Rippy Global Weekly Outlook - April 17 to April 21

April 17-April 21, 2023 by Adit Dayal for RIPPYGLOBAL.

Happy Sunday everyone and welcome back to the Rippy Global weekly outlook. We are entering the second half of April as the year continues to fly by, so get ready tot take a look into some of the top catalysts and trades for this week.


Last week we got two big inflation numbers, the CPI and the PPI number, which both showed inflation moderating. This showed the market that the Fed’s monetary policy is finally helping inflation with CPI down over 1% from February. Jobless claims also rose, which helped give the market the impression that the Fed’s work is also hitting the labor market. Remember, higher unemployment means less money in the system and therefore helps inflation.

The forecast currently shows a 77% chance for a 25bps hike in May and then a pause in June.

It’s also tax week! I’m legally required to tell you I’m not a tax professional, so please consult with one before making any decisions. Tax Day is approaching on April 18, which is three days later than usual due to a holiday in Washington. Selling stock held in a taxable account will generally create tax liability for an individual investor who made a profit on the sale. The tax rates for profits from selling stocks held for less than a year are taxed as ordinary income, while those for profits on the sale of stocks held for at least one year are taxed as long-term capital gains. High-income investors may owe an additional 3.8% tax called net investment income tax on their capital gains. If your losses exceed your gains, however, that's called a "net capital loss," and you can use it to offset your ordinary income by up to $3,000. Dividends and options are also taxed. 

One more thing is to make sure you don’t get caught in a wash sale, which is when you sell a stock and buy it back within 30 days in order to create a tax loss loop.


#1) Earnings season officially kicks off with some big companies reporting including Tesla, Bank of America, and many more:

Analysts are expecting this to be the weakest quarter in 2023. Though this may sound bad at first, remember the market is forward looking so if these companies indicate that this is the worst it’s gonna get then the stocks will break out.

#2) On Monday, Needham and Company is hosting a healthcare conference with some big biotech names presenting: including VKTX, PEPG, and more. PRME will reach lockup expiration so watch it for downside as there may be extra selling pressure.

#3) On Tuesday we will get housing starts data and there is a 3.1% decline expected. Watch $DRV which is the 3X Bear Real Estate ETF.

#4) On Wednesday, crude oil and gasoline inventory numbers are releasing at 10:30 AM.  

#5) On Thursday, April’s initial jobless claims report is coming out which should come out at 238K (versus 239K last month).

#5) On Friday, a Fed blackout period until May begins, so we will have much smoother trading.


S&P 500

The S&P 500 ($SPX index) is trying to break out and this is likely the week where we find out where the market is going to go until May. A key break above our bullish breakout level sets us up for $4300 before our next major move to the downside.
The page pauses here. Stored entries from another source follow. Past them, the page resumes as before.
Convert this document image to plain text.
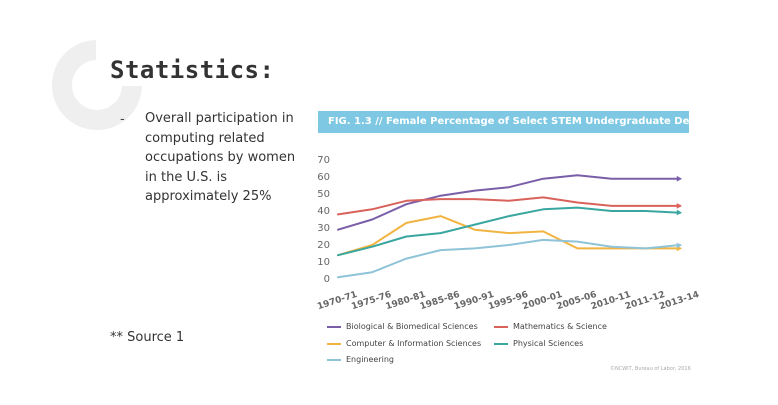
Statistics:
- Overall participation in computing related occupations by women in the U.S. is approximately 25%
** Source 1
FIG. 1.3 // Female Percentage of Select STEM Undergraduate Degree Recipients
0
10
20
30
40
50
60
70
1970-71
1975-76
1980-81
1985-86
1990-91
1995-96
2000-01
2005-06
2010-11
2011-12
2013-14
Biological & Biomedical Sciences	Mathematics & Science
Computer & Information Sciences	Physical Sciences
Engineering
©NCWIT, Bureau of Labor, 2016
The most important levels on the dark pool tape are $412.54.

My key breaks are $4150 for bulls and $4074 for bears.

The best ways to play the S&P 500 are via. SPY/SPX options or SPXL (3X Bull S&P 500 ETF. 


Options Flow Reading

Here are the options with the highest volume:

To me the most interesting contract here is on NKLA because this is a known runner with a good amount of short interest trading right near 52wk lows.



Let’s recap some of the levels of some popular names:



Tesla is holding this bull flag and their earnings will likely be the catalyst that tells is if we have another leg up. If you read my article one or two weeks you read about how I think their price cuts are actually bullish. Under $175 this can correct and fill the gap at $150 and if we break out over $205 again we can run to $240.



Apple dropped after news about slowing Mac sales, but it looks like the market doesn’t care and bought up the dip. On the weekly chart, this would be the perfect place for Apple to reject and on the options flow, it looks like buyers over $1M are buying puts and selling their calls. Can be an interesting short with a stop loss at $170.



Exxon has been in this tight flag here and is about to breakout to new highs. One catalyst that may move this is the crude oil inventory numbers on Wednesday. Options flow near the close on Friday was also very bullish. 


Insider Activity

The best insider buys are in tow penny stocks - NOGN and BTTX.


High Short Interest Stocks

#1 - CVNA 57% SI

#2 - ALLO 54% SI

#3 - SI 54% SI

#4- PXMD 52% SI (top watch for next week)

#5 - JAGX 52% SI


Thanks for reading this weekend’s article, have a great week!